Deep Learning-Based Automated Detection of Cerebral Microbleeds on Susceptibility-Weighted MRI: Validation Study
Abstract
Background
Cerebral microbleeds (CMBs) are imaging biomarkers of small vessel disease and carry prognostic significance in stroke and dementia. Manual detection is time-consuming and subject to inter-rater variability. We developed and validated a deep learning model for automated CMB detection on SWI-MRI.
Methods
A convolutional neural network (3D U-Net architecture) was trained on 1,240 SWI-MRI scans annotated by two experienced neuroradiologists from three tertiary neurology centres. The model was validated on an independent test set of 310 scans.

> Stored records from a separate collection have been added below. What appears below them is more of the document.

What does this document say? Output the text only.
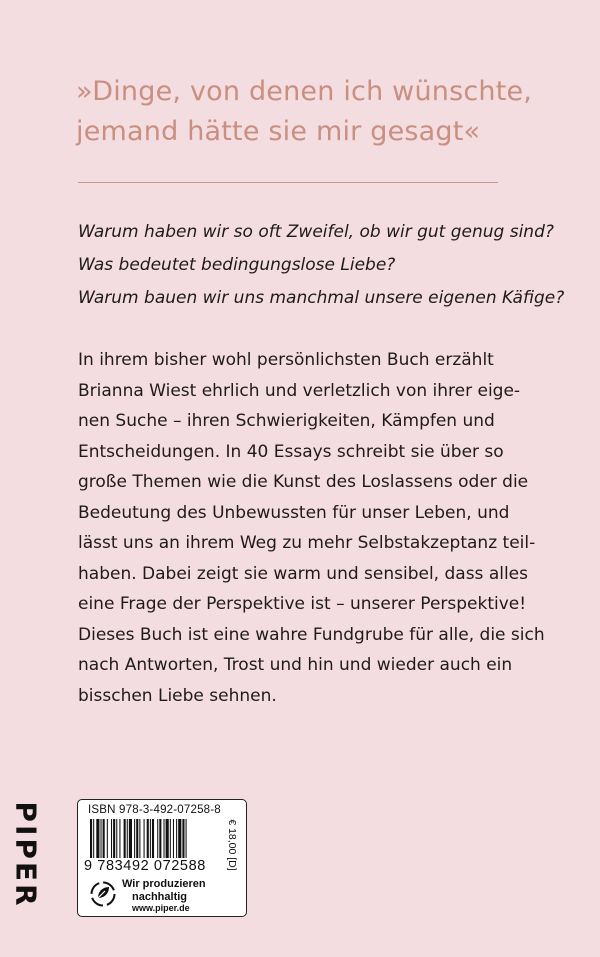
»Dinge, von denen ich wünschte,
jemand hätte sie mir gesagt«
Warum haben wir so oft Zweifel, ob wir gut genug sind?
Was bedeutet bedingungslose Liebe?
Warum bauen wir uns manchmal unsere eigenen Käfige?
In ihrem bisher wohl persönlichsten Buch erzählt
Brianna Wiest ehrlich und verletzlich von ihrer eige-
nen Suche – ihren Schwierigkeiten, Kämpfen und
Entscheidungen. In 40 Essays schreibt sie über so
große Themen wie die Kunst des Loslassens oder die
Bedeutung des Unbewussten für unser Leben, und
lässt uns an ihrem Weg zu mehr Selbstakzeptanz teil-
haben. Dabei zeigt sie warm und sensibel, dass alles
eine Frage der Perspektive ist – unserer Perspektive!
Dieses Buch ist eine wahre Fundgrube für alle, die sich
nach Antworten, Trost und hin und wieder auch ein
bisschen Liebe sehnen.
PIPER	ISBN 978-3-492-07258-8
9 783492 072588	€ 18,00 [D]
Wir produzieren
nachhaltig
www.piper.de
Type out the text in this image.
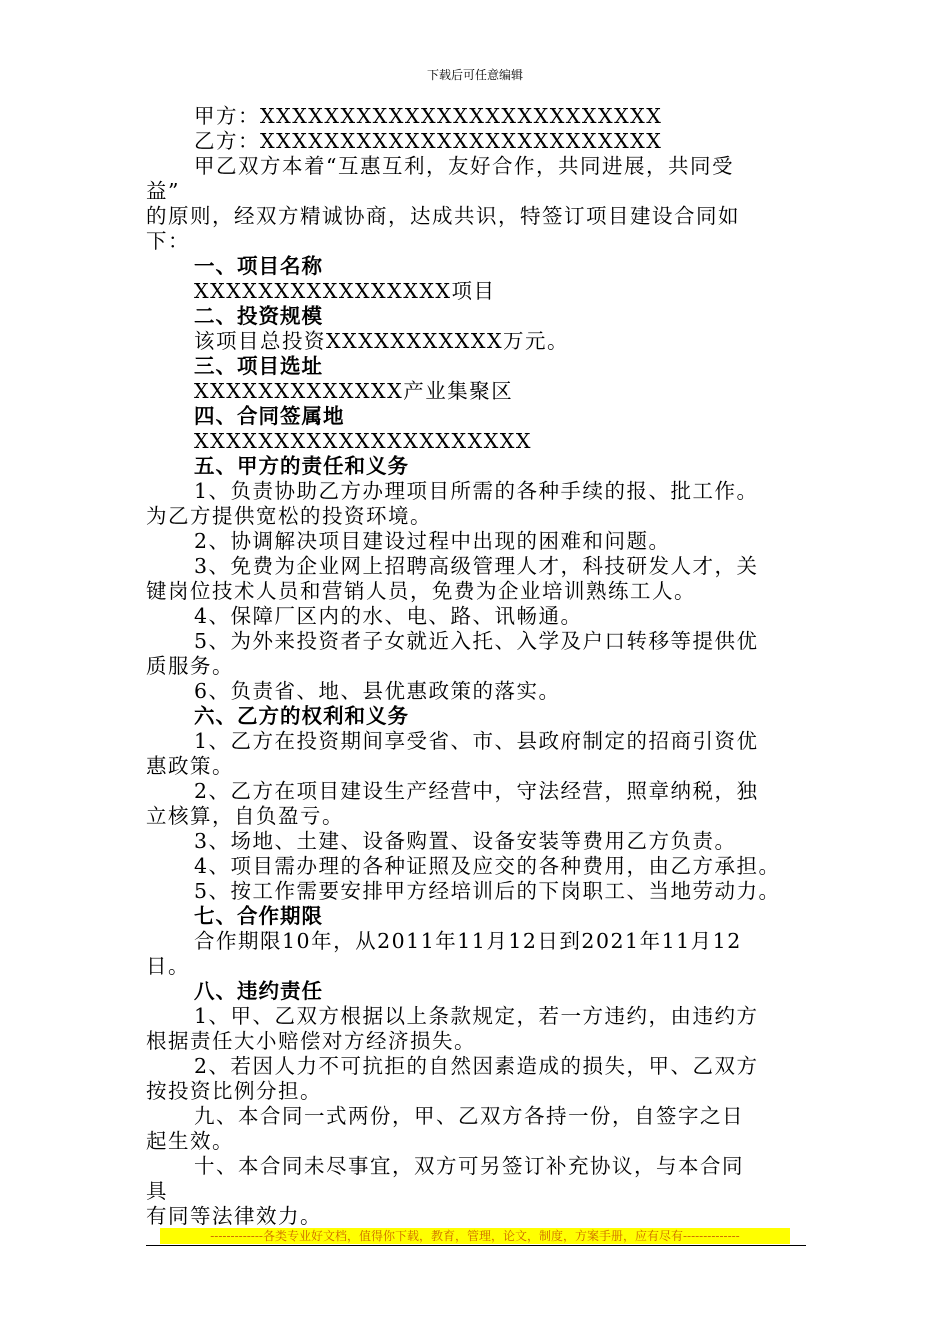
下载后可任意编辑
甲方：XXXXXXXXXXXXXXXXXXXXXXXXX
乙方：XXXXXXXXXXXXXXXXXXXXXXXXX
甲乙双方本着“互惠互利，友好合作，共同进展，共同受
益”
的原则，经双方精诚协商，达成共识，特签订项目建设合同如
下：
一、项目名称
XXXXXXXXXXXXXXXX项目
二、投资规模
该项目总投资XXXXXXXXXXX万元。
三、项目选址
XXXXXXXXXXXXX产业集聚区
四、合同签属地
XXXXXXXXXXXXXXXXXXXXX
五、甲方的责任和义务
1、负责协助乙方办理项目所需的各种手续的报、批工作。
为乙方提供宽松的投资环境。
2、协调解决项目建设过程中出现的困难和问题。
3、免费为企业网上招聘高级管理人才，科技研发人才，关
键岗位技术人员和营销人员，免费为企业培训熟练工人。
4、保障厂区内的水、电、路、讯畅通。
5、为外来投资者子女就近入托、入学及户口转移等提供优
质服务。
6、负责省、地、县优惠政策的落实。
六、乙方的权利和义务
1、乙方在投资期间享受省、市、县政府制定的招商引资优
惠政策。
2、乙方在项目建设生产经营中，守法经营，照章纳税，独
立核算，自负盈亏。
3、场地、土建、设备购置、设备安装等费用乙方负责。
4、项目需办理的各种证照及应交的各种费用，由乙方承担。
5、按工作需要安排甲方经培训后的下岗职工、当地劳动力。
七、合作期限
合作期限10年，从2011年11月12日到2021年11月12
日。
八、违约责任
1、甲、乙双方根据以上条款规定，若一方违约，由违约方
根据责任大小赔偿对方经济损失。
2、若因人力不可抗拒的自然因素造成的损失，甲、乙双方
按投资比例分担。
九、本合同一式两份，甲、乙双方各持一份，自签字之日
起生效。
十、本合同未尽事宜，双方可另签订补充协议，与本合同
具
有同等法律效力。
-------------各类专业好文档，值得你下载，教育，管理，论文，制度，方案手册，应有尽有--------------
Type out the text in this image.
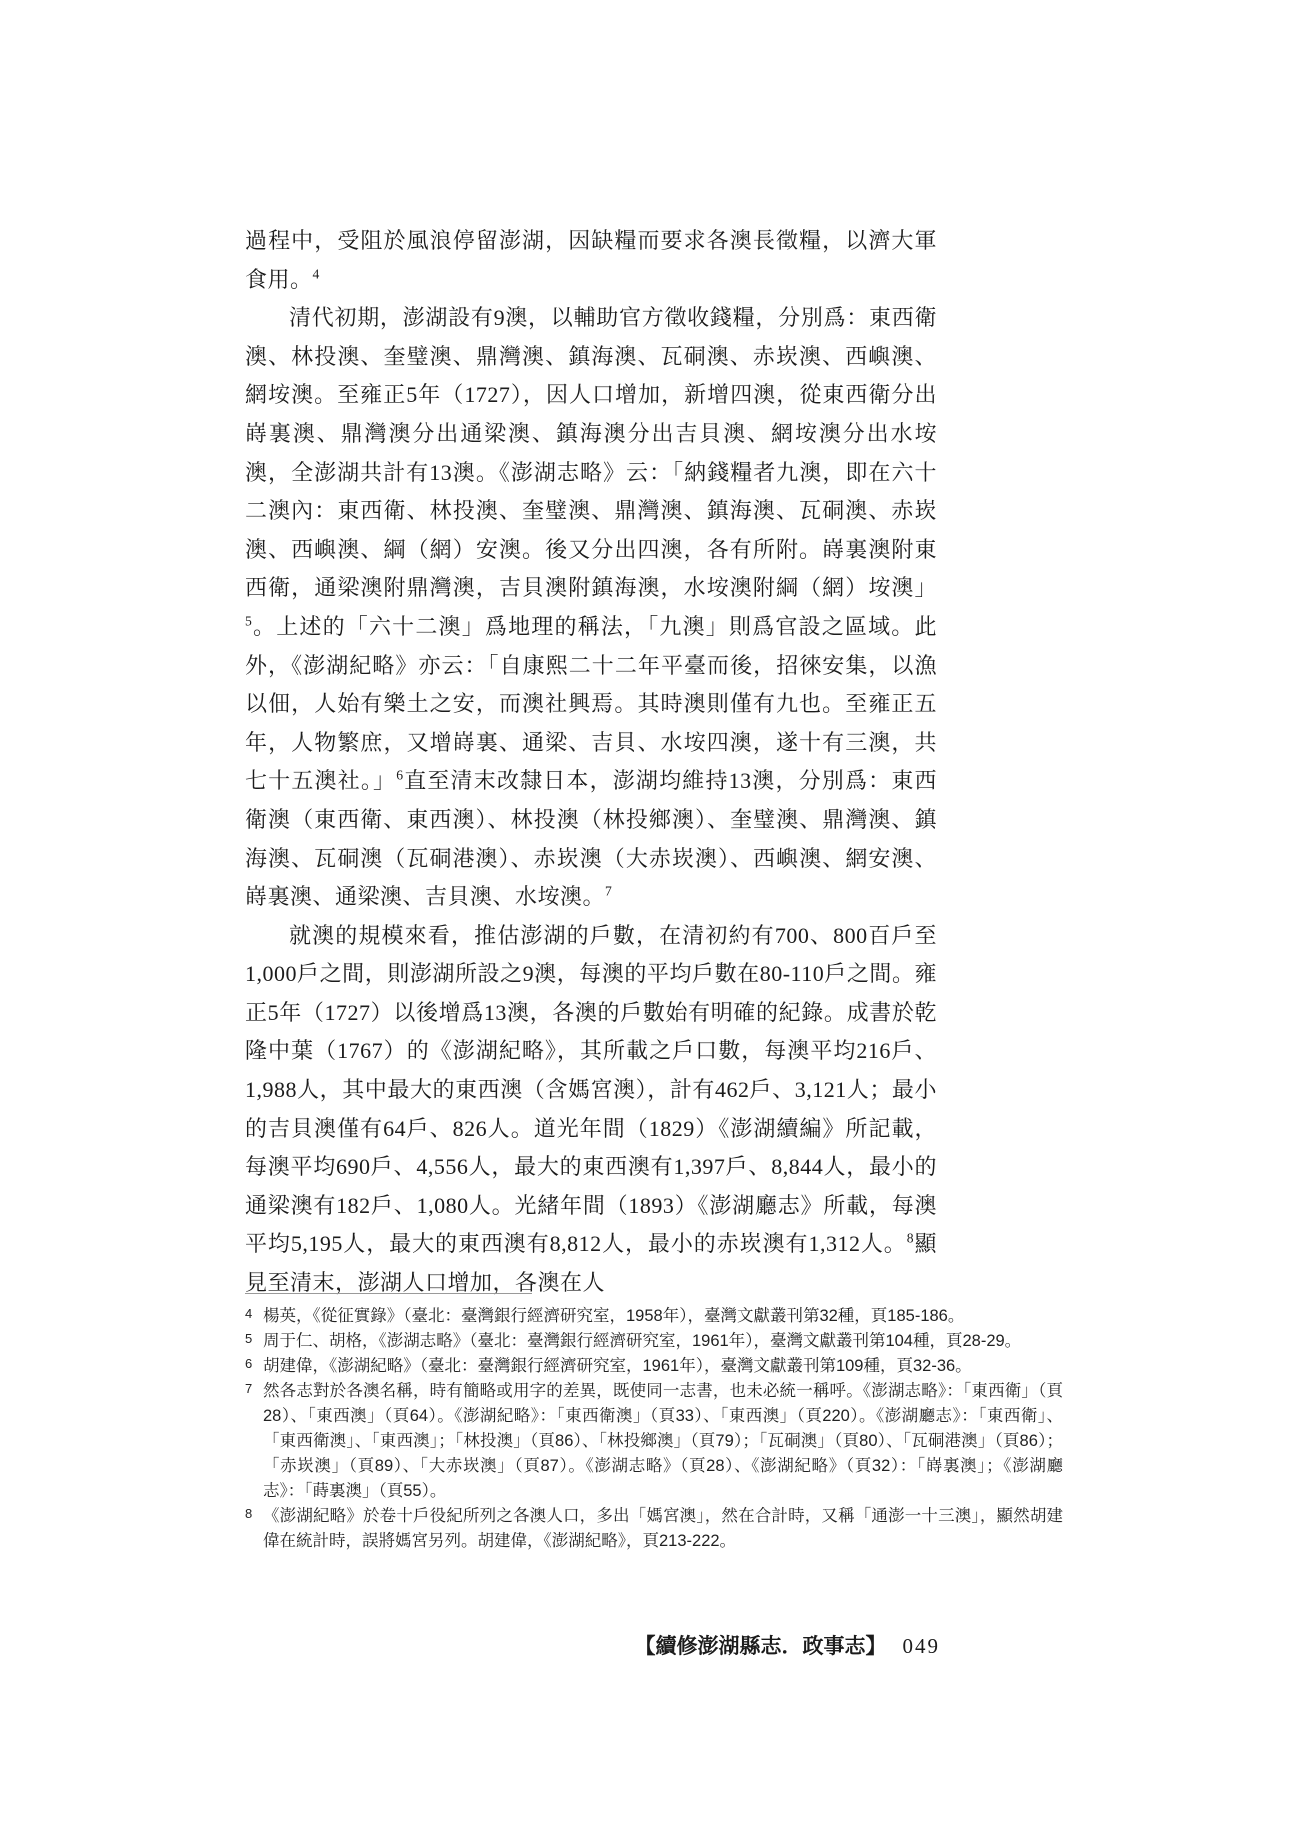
過程中，受阻於風浪停留澎湖，因缺糧而要求各澳長徵糧，以濟大軍食用。$^4$

清代初期，澎湖設有9澳，以輔助官方徵收錢糧，分別爲：東西衛澳、林投澳、奎璧澳、鼎灣澳、鎮海澳、瓦硐澳、赤崁澳、西嶼澳、網垵澳。至雍正5年（1727），因人口增加，新增四澳，從東西衛分出嵵裏澳、鼎灣澳分出通梁澳、鎮海澳分出吉貝澳、網垵澳分出水垵澳，全澎湖共計有13澳。《澎湖志略》云：「納錢糧者九澳，即在六十二澳內：東西衛、林投澳、奎璧澳、鼎灣澳、鎮海澳、瓦硐澳、赤崁澳、西嶼澳、綱（網）安澳。後又分出四澳，各有所附。嵵裏澳附東西衛，通梁澳附鼎灣澳，吉貝澳附鎮海澳，水垵澳附綱（網）垵澳」$^5$。上述的「六十二澳」爲地理的稱法，「九澳」則爲官設之區域。此外，《澎湖紀略》亦云：「自康熙二十二年平臺而後，招徠安集，以漁以佃，人始有樂土之安，而澳社興焉。其時澳則僅有九也。至雍正五年，人物繁庶，又增嵵裏、通梁、吉貝、水垵四澳，遂十有三澳，共七十五澳社。」$^6$直至清末改隸日本，澎湖均維持13澳，分別爲：東西衛澳（東西衛、東西澳）、林投澳（林投鄉澳）、奎璧澳、鼎灣澳、鎮海澳、瓦硐澳（瓦硐港澳）、赤崁澳（大赤崁澳）、西嶼澳、網安澳、嵵裏澳、通梁澳、吉貝澳、水垵澳。$^7$

就澳的規模來看，推估澎湖的戶數，在清初約有700、800百戶至1,000戶之間，則澎湖所設之9澳，每澳的平均戶數在80-110戶之間。雍正5年（1727）以後增爲13澳，各澳的戶數始有明確的紀錄。成書於乾隆中葉（1767）的《澎湖紀略》，其所載之戶口數，每澳平均216戶、1,988人，其中最大的東西澳（含媽宮澳），計有462戶、3,121人；最小的吉貝澳僅有64戶、826人。道光年間（1829）《澎湖續編》所記載，每澳平均690戶、4,556人，最大的東西澳有1,397戶、8,844人，最小的通梁澳有182戶、1,080人。光緒年間（1893）《澎湖廳志》所載，每澳平均5,195人，最大的東西澳有8,812人，最小的赤崁澳有1,312人。$^8$顯見至清末，澎湖人口增加，各澳在人

4 楊英，《從征實錄》（臺北：臺灣銀行經濟研究室，1958年），臺灣文獻叢刊第32種，頁185-186。
5 周于仁、胡格，《澎湖志略》（臺北：臺灣銀行經濟研究室，1961年），臺灣文獻叢刊第104種，頁28-29。
6 胡建偉，《澎湖紀略》（臺北：臺灣銀行經濟研究室，1961年），臺灣文獻叢刊第109種，頁32-36。
7 然各志對於各澳名稱，時有簡略或用字的差異，既使同一志書，也未必統一稱呼。《澎湖志略》：「東西衛」（頁28）、「東西澳」（頁64）。《澎湖紀略》：「東西衛澳」（頁33）、「東西澳」（頁220）。《澎湖廳志》：「東西衛」、「東西衛澳」、「東西澳」；「林投澳」（頁86）、「林投鄉澳」（頁79）；「瓦硐澳」（頁80）、「瓦硐港澳」（頁86）；「赤崁澳」（頁89）、「大赤崁澳」（頁87）。《澎湖志略》（頁28）、《澎湖紀略》（頁32）：「嵵裏澳」；《澎湖廳志》：「蒔裏澳」（頁55）。
8 《澎湖紀略》於卷十戶役紀所列之各澳人口，多出「媽宮澳」，然在合計時，又稱「通澎一十三澳」，顯然胡建偉在統計時，誤將媽宮另列。胡建偉，《澎湖紀略》，頁213-222。
【續修澎湖縣志．政事志】 049
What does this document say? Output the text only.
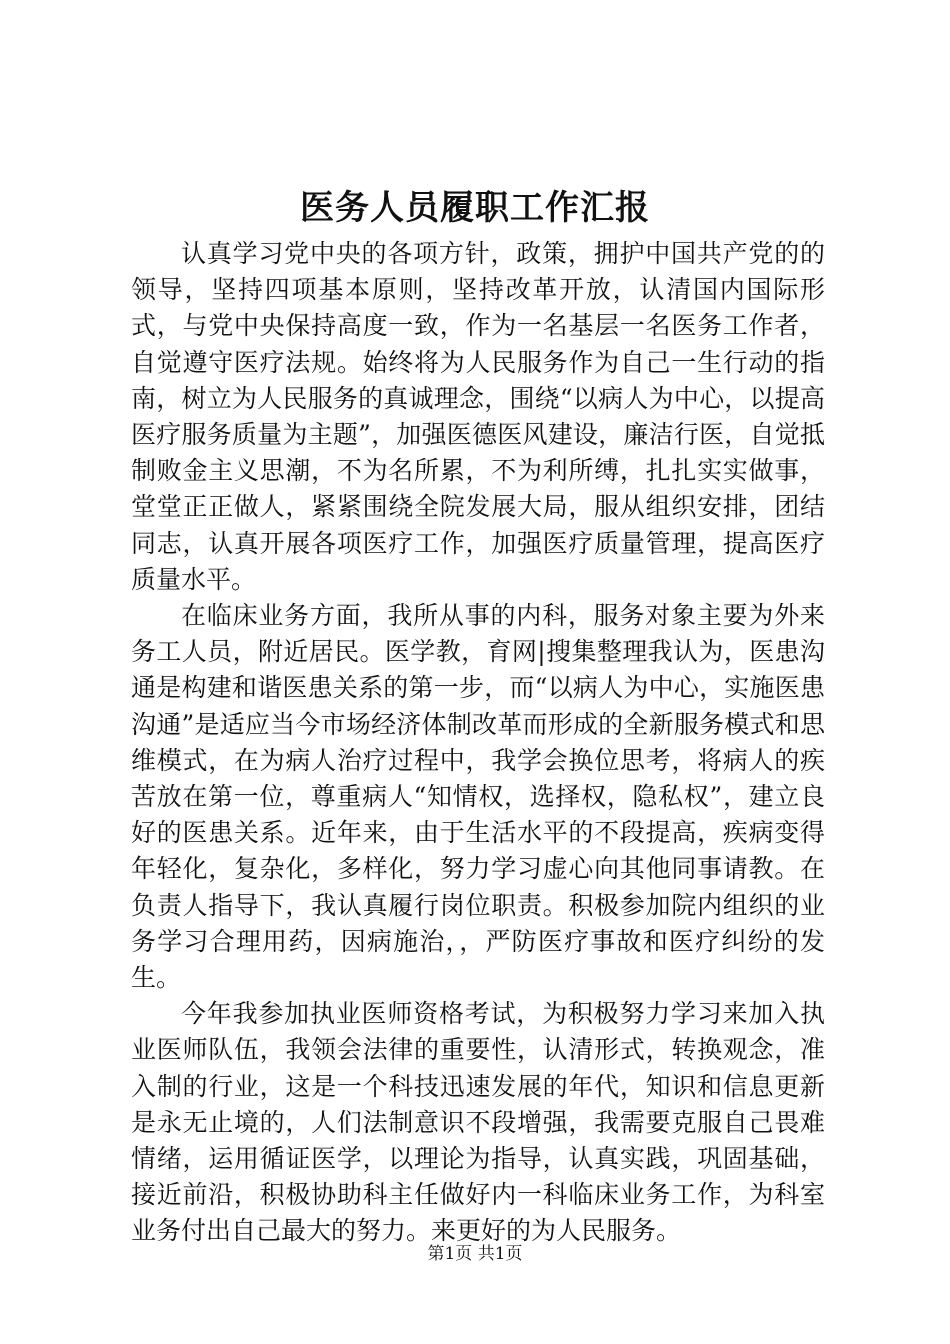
医务人员履职工作汇报

认真学习党中央的各项方针，政策，拥护中国共产党的的领导，坚持四项基本原则，坚持改革开放，认清国内国际形式，与党中央保持高度一致，作为一名基层一名医务工作者，自觉遵守医疗法规。始终将为人民服务作为自己一生行动的指南，树立为人民服务的真诚理念，围绕“以病人为中心，以提高医疗服务质量为主题”，加强医德医风建设，廉洁行医，自觉抵制败金主义思潮，不为名所累，不为利所缚，扎扎实实做事，堂堂正正做人，紧紧围绕全院发展大局，服从组织安排，团结同志，认真开展各项医疗工作，加强医疗质量管理，提高医疗质量水平。

在临床业务方面，我所从事的内科，服务对象主要为外来务工人员，附近居民。医学教，育网|搜集整理我认为，医患沟通是构建和谐医患关系的第一步，而“以病人为中心，实施医患沟通”是适应当今市场经济体制改革而形成的全新服务模式和思维模式，在为病人治疗过程中，我学会换位思考，将病人的疾苦放在第一位，尊重病人“知情权，选择权，隐私权”，建立良好的医患关系。近年来，由于生活水平的不段提高，疾病变得年轻化，复杂化，多样化，努力学习虚心向其他同事请教。在负责人指导下，我认真履行岗位职责。积极参加院内组织的业务学习合理用药，因病施治，，严防医疗事故和医疗纠纷的发生。

今年我参加执业医师资格考试，为积极努力学习来加入执业医师队伍，我领会法律的重要性，认清形式，转换观念，准入制的行业，这是一个科技迅速发展的年代，知识和信息更新是永无止境的，人们法制意识不段增强，我需要克服自己畏难情绪，运用循证医学，以理论为指导，认真实践，巩固基础，接近前沿，积极协助科主任做好内一科临床业务工作，为科室业务付出自己最大的努力。来更好的为人民服务。

第1页 共1页
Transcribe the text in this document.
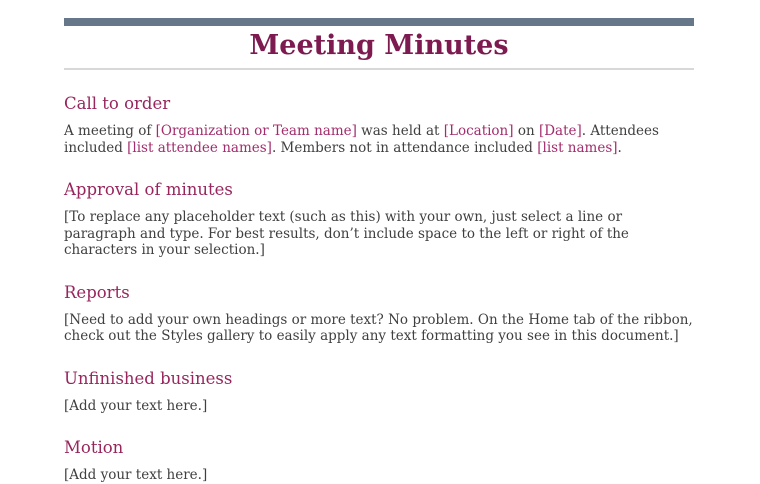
Meeting Minutes
Call to order

A meeting of [Organization or Team name] was held at [Location] on [Date]. Attendees included [list attendee names]. Members not in attendance included [list names].

Approval of minutes

[To replace any placeholder text (such as this) with your own, just select a line or paragraph and type. For best results, don’t include space to the left or right of the characters in your selection.]

Reports

[Need to add your own headings or more text? No problem. On the Home tab of the ribbon, check out the Styles gallery to easily apply any text formatting you see in this document.]

Unfinished business

[Add your text here.]

Motion

[Add your text here.]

Performance metrics: sensitivity, specificity, false positive rate per scan, and Dice coefficient. Inter-rater agreement assessed using Cohen's kappa.
Results
The deep learning model achieved sensitivity of 91.3%, specificity of 88.7%, and false positive rate of 1.8 per scan. Dice coefficient was 0.84. Inter-rater kappa for manual annotation was 0.79 (substantial agreement). Model performance was superior in supratentorial regions (sensitivity 93.1%) compared to infratentorial (84.6%).
Conclusion
The proposed deep learning model demonstrates high diagnostic accuracy for automated CMB detection, approaching expert neuroradiologist performance. Integration into clinical radiology workflows could significantly reduce reporting time and improve consistency.
Conflict of Interest
No conflicts of interest. No commercial funding.